Oui il y a un réel problème environnemental qui touche toute la Polynésie mais aussi probablement d’autres îles du Pacifique et de l’Indien. Dans ces îles isolées, l’apparition des déchets est un phénomène relativement récent mais grâce à internet, la société de consommation a atteint le moindre recoin perdu, c’est un constat. On peut tout commander, ça finira toujours par arriver, bien emballé dans du plastique, du polystyrène… et ça ne repartira jamais.

Les ordures sont brulées dans les jardins, et quand elles sont collectées, eh bien, elles sont brulées collectivement, ou, est-ce mieux ou pire, entassées dans un coin de l’île, dans des décharges à ciel ouvert, à la pluie, libre de ruisseler jusqu’au lagon.

Organiser une filière  « vertueuse » des déchets est un sacré défi à relever pour le gouvernement polynésien mais virer les bateaux n’amorcera pas d’un chouia la résolution du problème.

Trop nombreux les voiliers ? De quoi parle-t-on ? Il y a moins de voiliers à voyager autour des 118 îles de Polynésie, une surface grande comme l’Europe, que dans le port de La Rochelle.

Que les ancres raclent le fond et abîment les coraux, c’est indéniable. Nous préférerions amarrer La Grande Lulu sur une bouée, les solutions existent nous les avons utilisées dans bien d’autres endroits.

Inutile de batailler contre des arguments fallacieux, de comparer les faibles infrastructures d’accueil des voiliers avec l’agrandissement des équipements de réception des paquebots, d’argumenter point par point, de se demander si les 47 pistes d’atterrissages pour moins de 250 000 habitants sont bien raisonnables, non inutile de se battre, les voiliers ne plaisent pas et la nouvelle vérité est qu’ils seraient responsables de tous les maux.

La discussion n’est pas possible parce que l’on n’est pas dans la gestion d’un problème mais dans la construction d’une intolérance, d’un rejet de l’autre. Nous les voileux nous sommes les vagabonds, les gens du voyage de La Polynésie. Le ver de la mauvaise foi est dans le fruit, il est trop tard, le fruit est gâté.

Pourtant la Polynésie et les polynésiens ont plus à perdre que nous. Nous irons naviguer dans d’autres merveilleuses régions du Pacifique et du Monde, nous ferons d’autres rencontres, nous aurons d’autres échanges riches et émouvants. En Polynésie restera-t-il autre chose que des paysages pour papiers glacés, que du tourisme de masse stupide mais connecté, que des fast-foods et des pickups ridicules, que du consumérisme et de l’obésité.

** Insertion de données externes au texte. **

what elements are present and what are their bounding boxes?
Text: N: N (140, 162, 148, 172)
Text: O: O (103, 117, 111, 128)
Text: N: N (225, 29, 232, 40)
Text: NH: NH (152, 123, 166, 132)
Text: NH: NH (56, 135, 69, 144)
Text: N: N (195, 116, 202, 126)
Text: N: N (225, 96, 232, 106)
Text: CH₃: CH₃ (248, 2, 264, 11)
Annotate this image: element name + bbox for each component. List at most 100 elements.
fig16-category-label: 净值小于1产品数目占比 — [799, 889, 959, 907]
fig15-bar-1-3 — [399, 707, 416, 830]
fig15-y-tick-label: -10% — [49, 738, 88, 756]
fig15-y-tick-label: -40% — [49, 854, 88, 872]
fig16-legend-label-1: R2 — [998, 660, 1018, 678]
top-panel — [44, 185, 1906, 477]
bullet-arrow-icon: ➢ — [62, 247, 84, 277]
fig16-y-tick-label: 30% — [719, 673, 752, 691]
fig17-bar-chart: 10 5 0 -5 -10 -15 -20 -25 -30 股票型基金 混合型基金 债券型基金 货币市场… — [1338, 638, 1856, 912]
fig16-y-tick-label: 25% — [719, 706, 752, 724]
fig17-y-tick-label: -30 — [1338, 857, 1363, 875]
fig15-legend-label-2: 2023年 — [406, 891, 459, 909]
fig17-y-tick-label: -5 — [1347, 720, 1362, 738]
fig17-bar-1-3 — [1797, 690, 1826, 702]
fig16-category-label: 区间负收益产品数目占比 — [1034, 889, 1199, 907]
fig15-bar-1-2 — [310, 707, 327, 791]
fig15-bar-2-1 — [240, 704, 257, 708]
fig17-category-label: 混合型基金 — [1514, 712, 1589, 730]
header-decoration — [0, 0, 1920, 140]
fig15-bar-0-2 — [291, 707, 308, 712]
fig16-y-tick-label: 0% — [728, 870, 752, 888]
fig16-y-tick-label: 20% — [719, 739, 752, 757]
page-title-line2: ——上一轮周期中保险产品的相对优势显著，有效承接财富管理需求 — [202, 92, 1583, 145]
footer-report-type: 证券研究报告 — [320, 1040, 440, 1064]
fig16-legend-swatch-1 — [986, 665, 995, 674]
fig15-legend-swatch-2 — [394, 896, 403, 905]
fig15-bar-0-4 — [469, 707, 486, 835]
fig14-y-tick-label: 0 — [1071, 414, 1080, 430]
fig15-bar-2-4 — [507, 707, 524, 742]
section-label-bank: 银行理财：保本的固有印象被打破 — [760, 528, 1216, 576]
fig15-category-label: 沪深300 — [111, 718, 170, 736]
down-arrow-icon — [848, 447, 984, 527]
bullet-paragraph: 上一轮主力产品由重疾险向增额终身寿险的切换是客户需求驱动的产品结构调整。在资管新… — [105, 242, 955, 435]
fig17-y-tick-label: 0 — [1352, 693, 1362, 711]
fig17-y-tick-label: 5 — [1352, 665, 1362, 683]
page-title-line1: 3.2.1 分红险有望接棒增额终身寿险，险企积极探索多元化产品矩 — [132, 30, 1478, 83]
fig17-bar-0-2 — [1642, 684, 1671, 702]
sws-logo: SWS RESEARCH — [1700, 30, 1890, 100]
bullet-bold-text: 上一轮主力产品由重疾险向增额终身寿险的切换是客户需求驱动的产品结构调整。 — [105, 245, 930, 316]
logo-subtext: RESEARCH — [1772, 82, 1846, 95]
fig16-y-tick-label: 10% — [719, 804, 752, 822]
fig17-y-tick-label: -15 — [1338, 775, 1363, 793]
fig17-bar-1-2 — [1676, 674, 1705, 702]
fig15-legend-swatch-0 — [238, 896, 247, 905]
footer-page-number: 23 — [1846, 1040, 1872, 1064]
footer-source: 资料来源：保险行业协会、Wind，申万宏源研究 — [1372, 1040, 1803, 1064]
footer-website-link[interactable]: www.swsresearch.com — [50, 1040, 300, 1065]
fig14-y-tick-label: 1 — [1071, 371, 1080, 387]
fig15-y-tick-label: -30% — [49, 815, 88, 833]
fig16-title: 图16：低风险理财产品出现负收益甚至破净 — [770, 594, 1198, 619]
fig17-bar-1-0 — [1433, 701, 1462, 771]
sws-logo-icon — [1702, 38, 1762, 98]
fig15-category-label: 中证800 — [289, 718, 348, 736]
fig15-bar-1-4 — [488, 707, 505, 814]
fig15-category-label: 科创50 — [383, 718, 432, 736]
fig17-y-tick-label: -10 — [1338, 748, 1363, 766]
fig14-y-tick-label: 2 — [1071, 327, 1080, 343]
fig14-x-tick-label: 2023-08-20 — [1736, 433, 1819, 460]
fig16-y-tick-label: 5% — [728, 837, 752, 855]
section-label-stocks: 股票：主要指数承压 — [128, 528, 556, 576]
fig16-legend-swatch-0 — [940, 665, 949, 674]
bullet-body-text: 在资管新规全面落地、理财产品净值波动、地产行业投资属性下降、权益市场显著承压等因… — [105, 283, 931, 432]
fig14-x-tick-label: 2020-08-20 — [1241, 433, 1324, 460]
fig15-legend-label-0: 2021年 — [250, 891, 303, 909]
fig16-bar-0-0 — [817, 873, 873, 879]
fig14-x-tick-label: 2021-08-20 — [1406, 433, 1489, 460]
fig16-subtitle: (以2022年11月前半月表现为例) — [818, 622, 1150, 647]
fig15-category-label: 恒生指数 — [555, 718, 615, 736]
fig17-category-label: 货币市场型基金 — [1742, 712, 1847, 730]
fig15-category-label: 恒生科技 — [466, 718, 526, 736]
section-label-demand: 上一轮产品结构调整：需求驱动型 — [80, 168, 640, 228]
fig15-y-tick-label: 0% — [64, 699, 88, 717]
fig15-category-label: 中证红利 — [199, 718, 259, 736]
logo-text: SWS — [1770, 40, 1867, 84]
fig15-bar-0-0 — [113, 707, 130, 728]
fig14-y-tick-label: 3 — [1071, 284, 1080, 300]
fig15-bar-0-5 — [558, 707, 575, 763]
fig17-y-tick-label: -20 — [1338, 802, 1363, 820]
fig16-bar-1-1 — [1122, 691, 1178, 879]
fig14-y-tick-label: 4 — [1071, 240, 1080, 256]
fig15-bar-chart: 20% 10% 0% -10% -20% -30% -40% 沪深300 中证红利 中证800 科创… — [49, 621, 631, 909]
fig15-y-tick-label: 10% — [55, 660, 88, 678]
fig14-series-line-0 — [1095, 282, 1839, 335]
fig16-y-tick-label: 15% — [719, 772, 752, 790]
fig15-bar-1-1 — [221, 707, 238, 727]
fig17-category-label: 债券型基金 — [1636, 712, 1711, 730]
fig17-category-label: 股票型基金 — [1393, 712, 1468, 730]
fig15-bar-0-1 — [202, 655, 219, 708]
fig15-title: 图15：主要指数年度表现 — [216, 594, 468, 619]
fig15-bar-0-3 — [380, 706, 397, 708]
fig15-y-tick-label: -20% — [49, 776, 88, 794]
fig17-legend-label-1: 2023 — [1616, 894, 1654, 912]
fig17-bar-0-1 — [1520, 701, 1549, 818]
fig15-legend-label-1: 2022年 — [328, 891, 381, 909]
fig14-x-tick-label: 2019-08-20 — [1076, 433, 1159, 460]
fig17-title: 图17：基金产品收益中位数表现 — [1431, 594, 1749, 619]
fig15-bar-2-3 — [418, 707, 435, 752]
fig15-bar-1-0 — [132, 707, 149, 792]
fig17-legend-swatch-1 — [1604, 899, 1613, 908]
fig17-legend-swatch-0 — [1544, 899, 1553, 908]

Tout cela émousse un peu le rêve, notre séjour est devenu moins idyllique tout d’un coup. Quand le polynésien perd son âme Moitessier se retourne dans sa tombe. Aurait-il fait cette longue route pour être rejetés comme un paria de Polynésie française ? Gauguin aurait-il peint, et Brel chanté, et London écrit ?

Heureusement, il n’y a pas que des grincheux, ils ne doivent même pas être en si grand nombre mais ils ont le pouvoir de créer un climat fortement restrictif pour les marins vagabonds comme nous qui chérissons la mer.  

Heureusement il y a eu les Gambier.

Heureusement nous avons aussi rencontré des polynésiens qui souhaitent garder cette valeur d’accueil qui les caractérisait, ceux qui n’ont pas oublié qu’ils sont issus d’un peuple de marins.

Heureusement il y a encore les Marquises.

Mais pour combien de temps …

Et pourtant c’est si beau !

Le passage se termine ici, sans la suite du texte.